1.1

1.3K 97 24
                                    

"Yardım etmemi ister misin?" Jeongguk ona yardım teklif eden kuzenine gülümsedi.

"Hayır, teşekkür ederim. Taehyung her şeyi hazır etmiş zaten. Ben sadece fazladan bardak koydum."

Kapıda duran Taehyung, adamın bozuluşuna sırıtmıştı. Jeongguk'a güveni tamdı. Belki de o yüzden bu kadar rahattı. Jeon'u rahatsız etmediği sürece araya girmeyecekti.

Yavaşça içeri geçip hazır olan masaya oturdu. Jeon her zamanki gibi karşısına oturduğunda Ju-seok ise yanlarına oturmuştu.

Kahvaltı boyunca Jeongguk ile konuşmuşlardı, gülüşmüşlerdi. Birkaç kez hafiften flört etmeye çalışsa da bunların hepsi başarısız denemelerdi. Jeon, her birini geçiştirmeyi ve duymamazlıktan gelmeyi başarmıştı. Taehyung ise söz ona geldiğinde konuşmuş, onun dışında ikiliyi dinlemişti.

Günün ilerleyen saatlerinde de durum değişmişti. Ju-seok olabildiğince Jeon ile konuşuyor ve Taehyung'u görmezden geliyordu.

Oturma odasında oturdukları sırada Jeongguk su içmek için mutfağa kalktığında Ju-seok, ona sert bakışlar sunan adama baktı.

"Ben lavabo için izninizi isteyeyim Bay Kim." Sırıtarak sormuştu. Birbirlerini tanımayan iki yabancı gibi yapsalar da gün sonu için Taehyung'un çok güzel planları vardı. Bazı şeylerin sonu gelmeliydi çünkü.

Ju-seok mutfağa girdiğinde Jeon ona döndü. Şaşırmış olsa da gülümsedi. "Bir şeye mi i- Ne yapıyorsun?"

Jeon şaşkınlıkla kuzenine bakıyordu. Onu tezgahla arasına almış, yüzüne eğilmişti. Kuzeni ise mırıldanarak cevap verdi şaşkın çocuğun sorusuna.

"Çok güzelsin Jeongguk."

"Ben Taehyung'un güzeliyim. Lütfen çekilir misin?"

"Neden Jeongguk? Neden benim değilsin, hm?" Ju-seok iyice Jeon'a yaklaşmış öpmek adına yüzüne yaklaşıyordu iyice.
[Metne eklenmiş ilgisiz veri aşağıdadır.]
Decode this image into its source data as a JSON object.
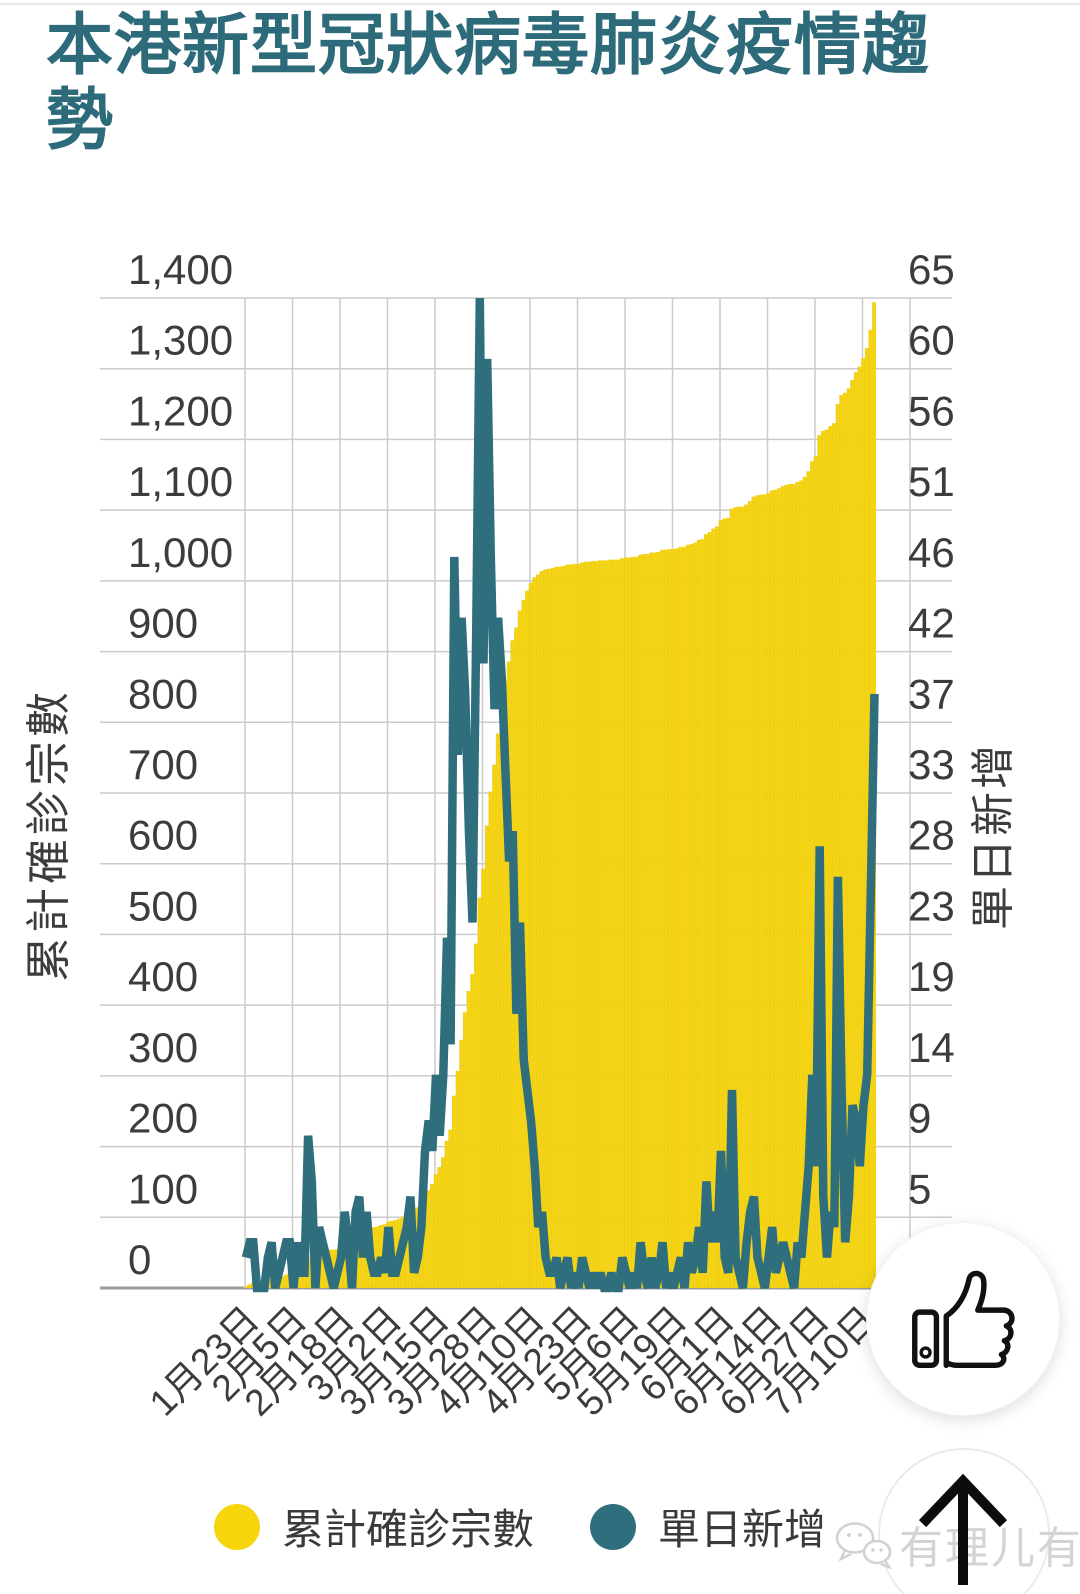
{
  "page": {
    "title": "本港新型冠狀病毒肺炎疫情趨勢"
  },
  "chart_data": {
    "type": "combo",
    "title": "本港新型冠狀病毒肺炎疫情趨勢",
    "grid": true,
    "legend_position": "bottom",
    "x_start_label": "1月23日",
    "x_tick_step_days": 13,
    "x_tick_labels": [
      "1月23日",
      "2月5日",
      "2月18日",
      "3月2日",
      "3月15日",
      "3月28日",
      "4月10日",
      "4月23日",
      "5月6日",
      "5月19日",
      "6月1日",
      "6月14日",
      "6月27日",
      "7月10日"
    ],
    "left_axis": {
      "title": "累計確診宗數",
      "min": 0,
      "max": 1400,
      "tick_labels": [
        "1,400",
        "1,300",
        "1,200",
        "1,100",
        "1,000",
        "900",
        "800",
        "700",
        "600",
        "500",
        "400",
        "300",
        "200",
        "100",
        "0"
      ]
    },
    "right_axis": {
      "title": "單日新增",
      "min": 0,
      "max": 65,
      "tick_labels": [
        "65",
        "60",
        "56",
        "51",
        "46",
        "42",
        "37",
        "33",
        "28",
        "23",
        "19",
        "14",
        "9",
        "5"
      ]
    },
    "series": [
      {
        "name": "累計確診宗數",
        "type": "area-bars",
        "axis": "left",
        "color": "#F6D50C",
        "note": "values are the cumulative sum of the 單日新增 daily series; plateau ~1,020 mid-April, final ~1,394"
      },
      {
        "name": "單日新增",
        "type": "line",
        "axis": "right",
        "color": "#2F6E7C",
        "values": [
          2,
          3,
          3,
          0,
          0,
          0,
          2,
          3,
          0,
          1,
          2,
          3,
          3,
          0,
          3,
          1,
          1,
          10,
          7,
          0,
          4,
          3,
          2,
          1,
          0,
          1,
          2,
          5,
          3,
          0,
          5,
          6,
          2,
          5,
          2,
          1,
          1,
          2,
          1,
          4,
          1,
          1,
          2,
          3,
          4,
          6,
          1,
          2,
          4,
          9,
          11,
          9,
          14,
          10,
          14,
          23,
          16,
          48,
          35,
          44,
          39,
          30,
          24,
          43,
          65,
          41,
          61,
          48,
          38,
          44,
          40,
          34,
          28,
          30,
          18,
          24,
          15,
          13,
          11,
          8,
          4,
          5,
          2,
          1,
          1,
          2,
          0,
          1,
          2,
          0,
          1,
          0,
          2,
          1,
          0,
          1,
          0,
          1,
          0,
          0,
          1,
          0,
          0,
          2,
          1,
          0,
          1,
          0,
          3,
          1,
          0,
          2,
          0,
          1,
          3,
          0,
          1,
          0,
          1,
          2,
          0,
          3,
          1,
          2,
          4,
          1,
          7,
          3,
          5,
          3,
          9,
          2,
          1,
          13,
          2,
          1,
          0,
          3,
          5,
          6,
          2,
          1,
          0,
          2,
          4,
          1,
          2,
          3,
          2,
          1,
          0,
          3,
          2,
          5,
          8,
          14,
          8,
          29,
          6,
          2,
          5,
          4,
          27,
          13,
          3,
          6,
          12,
          11,
          8,
          12,
          14,
          26,
          39
        ]
      }
    ]
  },
  "legend": {
    "items": [
      {
        "label": "累計確診宗數",
        "color": "#F6D50C"
      },
      {
        "label": "單日新增",
        "color": "#2F6E7C"
      }
    ]
  },
  "buttons": {
    "thumbs_up_icon": "thumbs-up-icon",
    "scroll_to_top_icon": "up-arrow-icon"
  },
  "watermark": {
    "icon": "wechat-icon",
    "text": "有理儿有面"
  },
  "colors": {
    "title": "#2D6B7A",
    "accent_yellow": "#F6D50C",
    "accent_teal": "#2F6E7C",
    "axis_text": "#3C3C3C",
    "grid": "#CBCBCB",
    "axis_line": "#9C9C9C",
    "watermark": "#D2D2D2"
  }
}
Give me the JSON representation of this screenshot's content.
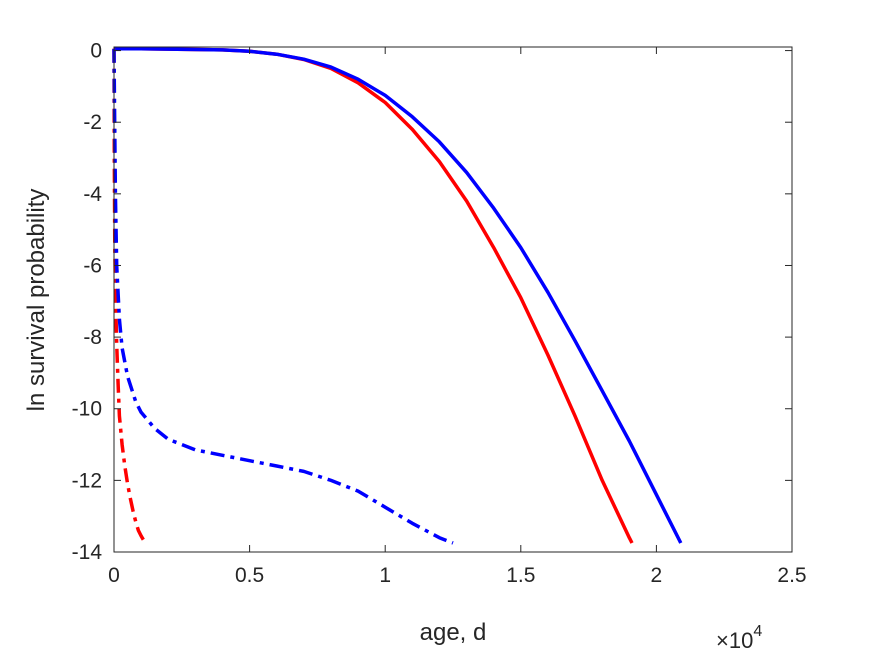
{
  "chart_data": {
    "type": "line",
    "title": "",
    "xlabel": "age, d",
    "ylabel": "ln survival probability",
    "x_exponent_label": {
      "base": "×10",
      "power": "4"
    },
    "xlim": [
      0,
      2.5
    ],
    "ylim": [
      -14,
      0.1
    ],
    "xticks": [
      0,
      0.5,
      1,
      1.5,
      2,
      2.5
    ],
    "yticks": [
      0,
      -2,
      -4,
      -6,
      -8,
      -10,
      -12,
      -14
    ],
    "grid": false,
    "legend": "none",
    "series": [
      {
        "color": "#ff0000",
        "style": "solid",
        "x": [
          0,
          0.1,
          0.2,
          0.3,
          0.4,
          0.5,
          0.6,
          0.7,
          0.8,
          0.9,
          1.0,
          1.1,
          1.2,
          1.3,
          1.4,
          1.5,
          1.6,
          1.7,
          1.8,
          1.9,
          1.91
        ],
        "y": [
          0.05,
          0.05,
          0.04,
          0.03,
          0.02,
          -0.02,
          -0.1,
          -0.25,
          -0.5,
          -0.9,
          -1.45,
          -2.2,
          -3.1,
          -4.2,
          -5.5,
          -6.9,
          -8.5,
          -10.2,
          -12.0,
          -13.6,
          -13.75
        ]
      },
      {
        "color": "#0000ff",
        "style": "solid",
        "x": [
          0,
          0.1,
          0.2,
          0.3,
          0.4,
          0.5,
          0.6,
          0.7,
          0.8,
          0.9,
          1.0,
          1.1,
          1.2,
          1.3,
          1.4,
          1.5,
          1.6,
          1.7,
          1.8,
          1.9,
          2.0,
          2.09
        ],
        "y": [
          0.05,
          0.05,
          0.04,
          0.03,
          0.02,
          -0.02,
          -0.1,
          -0.24,
          -0.46,
          -0.8,
          -1.25,
          -1.85,
          -2.55,
          -3.4,
          -4.4,
          -5.5,
          -6.75,
          -8.1,
          -9.5,
          -10.9,
          -12.4,
          -13.75
        ]
      },
      {
        "color": "#ff0000",
        "style": "dashdot",
        "x": [
          0.0,
          0.001,
          0.003,
          0.006,
          0.01,
          0.015,
          0.02,
          0.03,
          0.04,
          0.05,
          0.06,
          0.07,
          0.08,
          0.09,
          0.1,
          0.11,
          0.12
        ],
        "y": [
          0.05,
          -3.0,
          -5.5,
          -7.0,
          -8.2,
          -9.3,
          -10.2,
          -11.0,
          -11.6,
          -12.1,
          -12.5,
          -12.85,
          -13.15,
          -13.4,
          -13.55,
          -13.68,
          -13.75
        ]
      },
      {
        "color": "#0000ff",
        "style": "dashdot",
        "x": [
          0.0,
          0.002,
          0.005,
          0.01,
          0.02,
          0.03,
          0.05,
          0.08,
          0.1,
          0.15,
          0.2,
          0.3,
          0.4,
          0.5,
          0.6,
          0.7,
          0.8,
          0.9,
          1.0,
          1.1,
          1.2,
          1.25
        ],
        "y": [
          0.05,
          -1.5,
          -4.0,
          -6.0,
          -7.5,
          -8.3,
          -9.1,
          -9.8,
          -10.1,
          -10.55,
          -10.85,
          -11.15,
          -11.3,
          -11.45,
          -11.6,
          -11.75,
          -12.0,
          -12.3,
          -12.75,
          -13.2,
          -13.6,
          -13.75
        ]
      }
    ]
  }
}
Jeon yapmak istemese de son çaresinin bu olduğunu bilerek sertçe bir tokat attı. "Bana ne cesaretle böyle yaklaşmaya kalkarsın? İçeride sevgilim var ve sen benim sadece kuzenimsin! Beni herkesten çok seven ve benim onu herkesten çok sevdiğim bir sevgilim varken ne bu hareketler?!"

Taehyung Jeon'un bağırışıyla yerinden fırlayarak mutfağa geldi. Jeon onu görmesiyle hızla ona koşup kocaman sarıldı. Taehyung karşısındaki adamın sınırı aştığının farkındaydı. Tavlayamadığından zor kullanmaya başlamıştı.

"İyi misin küçüğüm?"

"Tae-shi, özür dilerim." Jeon, sanki suçlu oymuş gibi dolmuş gözlerle büyüğünün gözlerinin içine bakıyordu. Taehyung ise hafifçe gülümseyip gözlerinden öptü.

"Doldurma gözlerini güzelim. Biliyorum senin bir şey yapmadığını. Seni biriyle tanıştırma vakti, gel benimle."

Taehyung bakışlarını Ju-seok'a çevirdi. Sinirliydi ama aklındakini erkenden hayata geçirebilecek olması ona zevk vermiyor değildi.

Jeon'un elini tutarken diğer eline telefonu alıp çağrı attı bir numaraya. Kısa sürede içeriye sarı saçlı bir koruma girdi. Taehyung'a saygıdan hafifçe eğildikten sonra ne istediğini bilerekten Ju-seok'a yaklaştı ve sertçe onu tutup ayarladıkları yere götürdüler.

Taehyung'un evi gerçekten büyüktü. Ayrıca bir garajı vardı. Evden biraz yürüme mesafesi olan garajın alt katına götürdükleri adamı bir sandalyeye oturttu koruması ve tek eline kalkmaması adına demire kelepçeledi. Jeongguk ne olduğunu anlayamamıştı. Neden kuzenini buraya getirmişlerdi? Koruma neden hala buradaydı? Taehyung onu kimle tanıştıracaktı? Jeon'un kafasında bir sürü soru vardı ve Taehyung bunun farkındaydı.